Alvaro Herrera wrote:
> Tom Lane escribió:
>> Gregory Stark <stark@enterprisedb.com> writes:
>>> The entire target market for such a thing is DBAs stuck on hosted databases
>>> which don't have shell access to their machines. Perhaps the overlap between
>>> that and the people who can write a server-side module which dumps out a
>>> config file according to some rules is just too small?
>> There's a veritable boatload of stuff we do that assumes shell access
>> (how many times have you seen cron jobs recommended, for instance?).
>> So I'm unconvinced that "modify the config without shell access"
>> is really a goal that is worth lots of effort.
> 
> Actually, lots of people are discouraged by suggestions of using cron to
> do anything.  The only reason cron is suggested is because we don't have
> any other answer, and for many people it's a half-solution.  An
> integrated task scheduler in Pg would be more than welcome.

Yes, I hear a lot of people complaining aobut that too. Now that we have
a working autovacuum, some of it goes away though - no need to cron your
VACUUMs in most cases anymore.
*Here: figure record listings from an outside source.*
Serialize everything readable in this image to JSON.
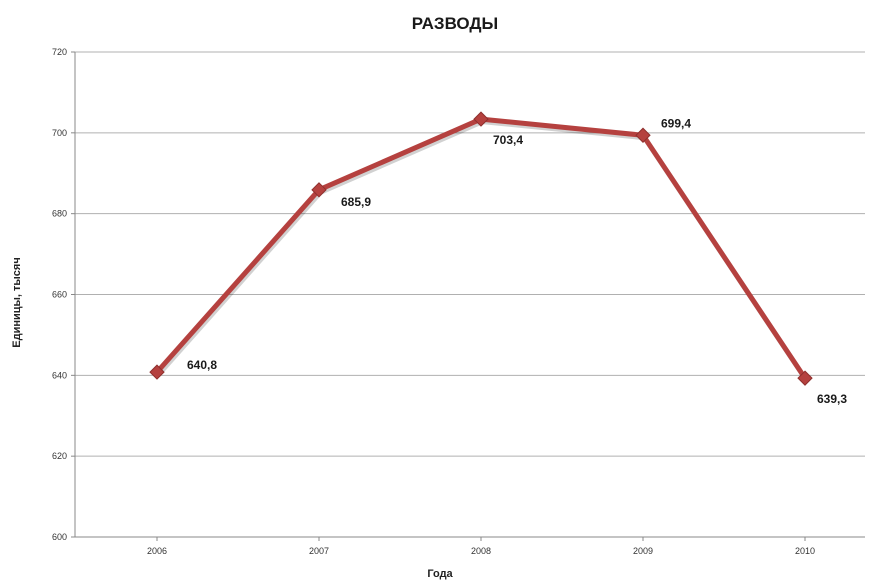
{
  "chart_data": {
    "type": "line",
    "title": "РАЗВОДЫ",
    "xlabel": "Года",
    "ylabel": "Единицы, тысяч",
    "categories": [
      "2006",
      "2007",
      "2008",
      "2009",
      "2010"
    ],
    "series": [
      {
        "values": [
          640.8,
          685.9,
          703.4,
          699.4,
          639.3
        ],
        "data_labels": [
          "640,8",
          "685,9",
          "703,4",
          "699,4",
          "639,3"
        ],
        "color": "#b5413f"
      }
    ],
    "ylim": [
      600,
      720
    ],
    "yticks": [
      600,
      620,
      640,
      660,
      680,
      700,
      720
    ],
    "grid": true,
    "legend": "none"
  }
}
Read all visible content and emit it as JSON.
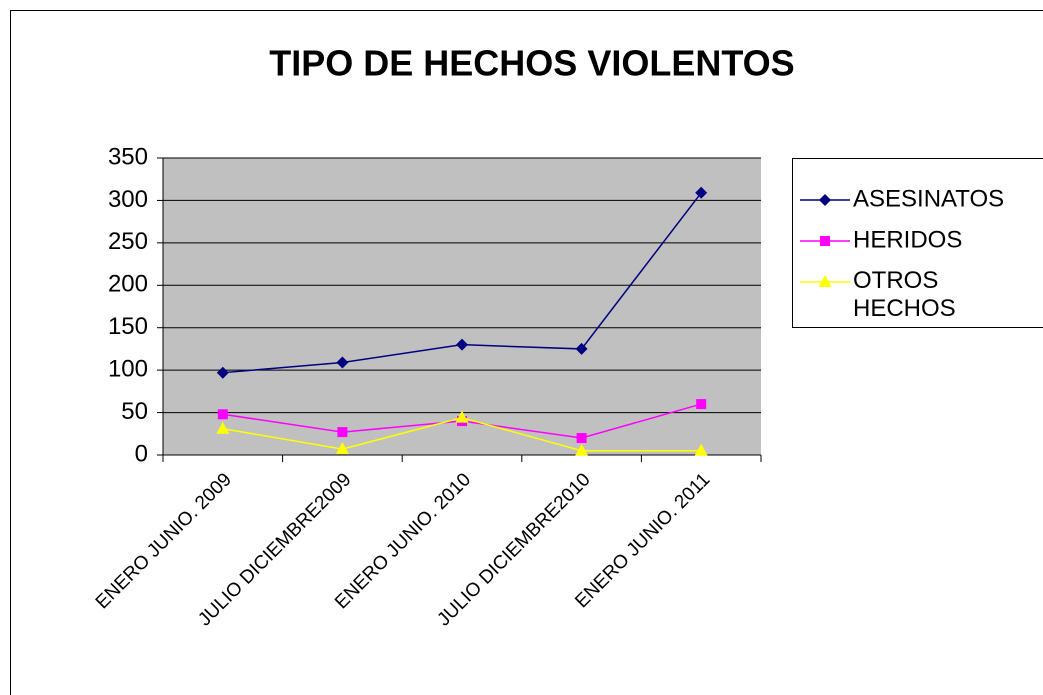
{
  "chart_data": {
    "type": "line",
    "title": "TIPO DE HECHOS VIOLENTOS",
    "categories": [
      "ENERO JUNIO. 2009",
      "JULIO DICIEMBRE2009",
      "ENERO JUNIO. 2010",
      "JULIO DICIEMBRE2010",
      "ENERO JUNIO. 2011"
    ],
    "series": [
      {
        "name": "ASESINATOS",
        "color": "#000080",
        "marker": "diamond",
        "values": [
          97,
          109,
          130,
          125,
          309
        ]
      },
      {
        "name": "HERIDOS",
        "color": "#ff00ff",
        "marker": "square",
        "values": [
          48,
          27,
          40,
          20,
          60
        ]
      },
      {
        "name": "OTROS HECHOS",
        "color": "#ffff00",
        "marker": "triangle",
        "values": [
          31,
          7,
          44,
          5,
          5
        ]
      }
    ],
    "ylim": [
      0,
      350
    ],
    "yticks": [
      0,
      50,
      100,
      150,
      200,
      250,
      300,
      350
    ],
    "grid": true,
    "plot_background": "#c0c0c0",
    "legend": "right"
  }
}
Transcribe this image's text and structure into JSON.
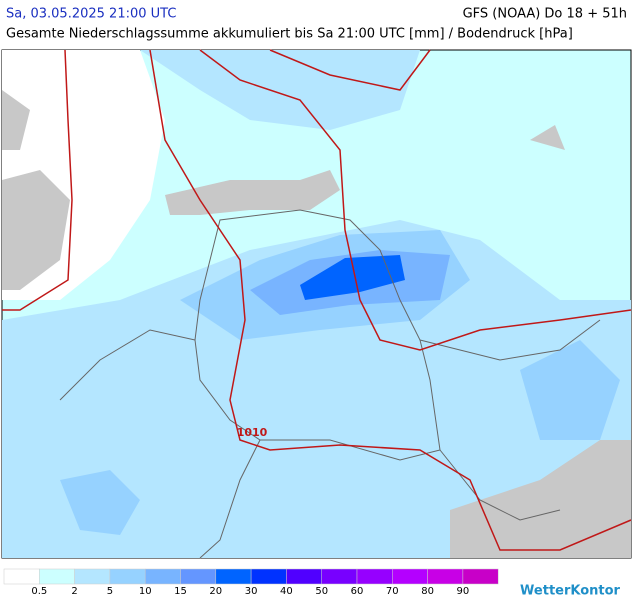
{
  "header": {
    "valid_time": "Sa, 03.05.2025 21:00 UTC",
    "model_run": "GFS (NOAA) Do 18 + 51h",
    "description": "Gesamte Niederschlagssumme akkumuliert bis Sa 21:00 UTC [mm] / Bodendruck [hPa]"
  },
  "map": {
    "isobar_labels": [
      "1010"
    ]
  },
  "legend": {
    "colors": [
      "#ffffff",
      "#ccffff",
      "#b4e6ff",
      "#96d2ff",
      "#78b4ff",
      "#6496ff",
      "#0064ff",
      "#0032ff",
      "#5000ff",
      "#7800ff",
      "#9600ff",
      "#b400ff",
      "#c800e6",
      "#c800c8"
    ],
    "thresholds": [
      0.5,
      2,
      5,
      10,
      15,
      20,
      30,
      40,
      50,
      60,
      70,
      80,
      90
    ]
  },
  "footer": {
    "logo": "WetterKontor"
  }
}
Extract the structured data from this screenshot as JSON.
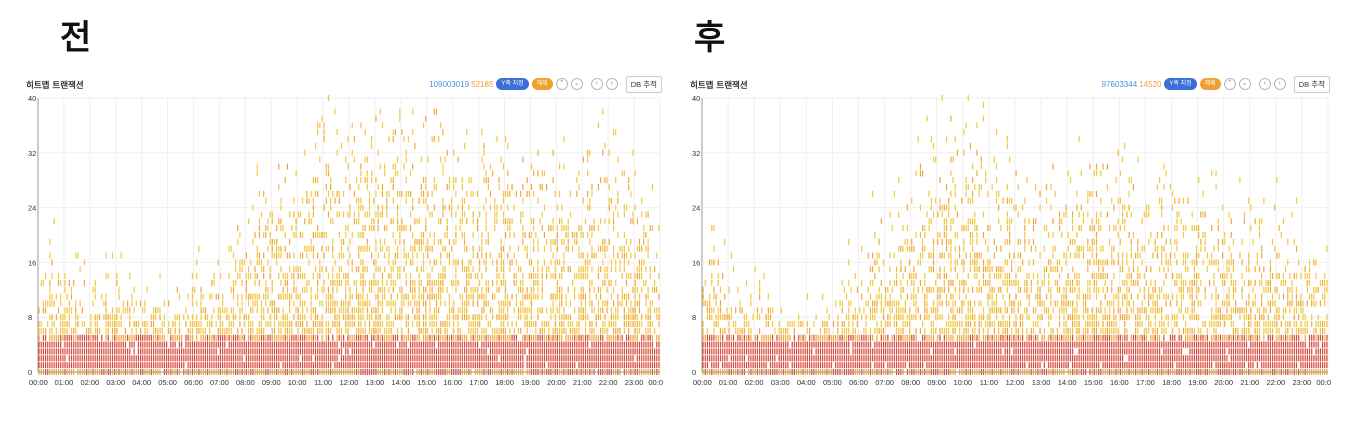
{
  "labels": {
    "before": "전",
    "after": "후"
  },
  "panels": {
    "before": {
      "title": "히트맵 트랜잭션",
      "count_total": "109003019",
      "count_sub": "52185",
      "y_toggle_label": "Y축 지정",
      "reset_label": "해제",
      "db_label": "DB 추적"
    },
    "after": {
      "title": "히트맵 트랜잭션",
      "count_total": "97603344",
      "count_sub": "14520",
      "y_toggle_label": "Y축 지정",
      "reset_label": "해제",
      "db_label": "DB 추적"
    }
  },
  "colors": {
    "low": "#f2c744",
    "mid": "#f0a73a",
    "high": "#d8473a",
    "grid": "#efefef",
    "axis": "#999999",
    "count_total": "#4a90e2",
    "count_sub": "#f0a030"
  },
  "chart_data": [
    {
      "type": "heatmap",
      "name": "before",
      "x_ticks": [
        "00:00",
        "01:00",
        "02:00",
        "03:00",
        "04:00",
        "05:00",
        "06:00",
        "07:00",
        "08:00",
        "09:00",
        "10:00",
        "11:00",
        "12:00",
        "13:00",
        "14:00",
        "15:00",
        "16:00",
        "17:00",
        "18:00",
        "19:00",
        "20:00",
        "21:00",
        "22:00",
        "23:00",
        "00:0"
      ],
      "y_ticks": [
        0,
        8,
        16,
        24,
        32,
        40
      ],
      "ylim": [
        0,
        40
      ],
      "xlim_hours": [
        0,
        24
      ],
      "band_top": 5,
      "red_top": 4,
      "density_profile_hours": [
        0,
        1,
        2,
        3,
        4,
        5,
        6,
        7,
        8,
        9,
        10,
        11,
        12,
        13,
        14,
        15,
        16,
        17,
        18,
        19,
        20,
        21,
        22,
        23,
        24
      ],
      "density_profile_max_y": [
        20,
        17,
        15,
        14,
        12,
        12,
        15,
        17,
        24,
        30,
        34,
        38,
        40,
        40,
        40,
        38,
        38,
        36,
        34,
        32,
        32,
        34,
        36,
        30,
        22
      ],
      "grid": true,
      "legend": "none"
    },
    {
      "type": "heatmap",
      "name": "after",
      "x_ticks": [
        "00:00",
        "01:00",
        "02:00",
        "03:00",
        "04:00",
        "05:00",
        "06:00",
        "07:00",
        "08:00",
        "09:00",
        "10:00",
        "11:00",
        "12:00",
        "13:00",
        "14:00",
        "15:00",
        "16:00",
        "17:00",
        "18:00",
        "19:00",
        "20:00",
        "21:00",
        "22:00",
        "23:00",
        "00:0"
      ],
      "y_ticks": [
        0,
        8,
        16,
        24,
        32,
        40
      ],
      "ylim": [
        0,
        40
      ],
      "xlim_hours": [
        0,
        24
      ],
      "band_top": 5,
      "red_top": 4,
      "density_profile_hours": [
        0,
        1,
        2,
        3,
        4,
        5,
        6,
        7,
        8,
        9,
        10,
        11,
        12,
        13,
        14,
        15,
        16,
        17,
        18,
        19,
        20,
        21,
        22,
        23,
        24
      ],
      "density_profile_max_y": [
        20,
        16,
        14,
        10,
        8,
        10,
        20,
        24,
        28,
        38,
        40,
        34,
        30,
        30,
        32,
        33,
        32,
        30,
        28,
        26,
        26,
        25,
        24,
        24,
        20
      ],
      "grid": true,
      "legend": "none"
    }
  ]
}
But there are still backups - but they
are often managed by the scheduler of an enterprise backup software.


> Also, remember that pgAdmin already comes with a pgAgent thing.

Yeah, it's a real life-saver on Windows where the builtin task-scheduler
isn't as readily accessible or easy to use..

//Magnus

Re: Overhauling GUCS

From

Peter Eisentraut

Date:

19 August 2008, 06:14:35

Am Monday, 18. August 2008 schrieb Josh Berkus:
> Right now, if you want to survey
> your databases, tables, approx disk space, query activity, etc., you can
> do that all through port 5432.  You can't manage most of your server
> settings that way, and definitely can't manage the *persistent* settings.  
> When you're trying to manage 1000 PostgreSQL servers, this is not a minor
> issue.

Some of that effort could go into making less settings persistent.

Re: Overhauling GUCS

From

Peter Eisentraut

Date:

19 August 2008, 06:25:26

Am Monday, 18. August 2008 schrieb Tom Lane:
> The impression I get every time this comes up is that various people
> have different problems they want to solve that (they think) require
> redesign of the way GUC works.  Those complicated solutions arise from
> attempting to satisfy N different demands simultaneously.

Which may be the reason that I have been getting the impression that 
the "Problems" and the proposed resolutions on 
http://wiki.postgresql.org/wiki/GUCS_Overhaul are not really closely related.  
I can agree with the Problems, but then I am lost.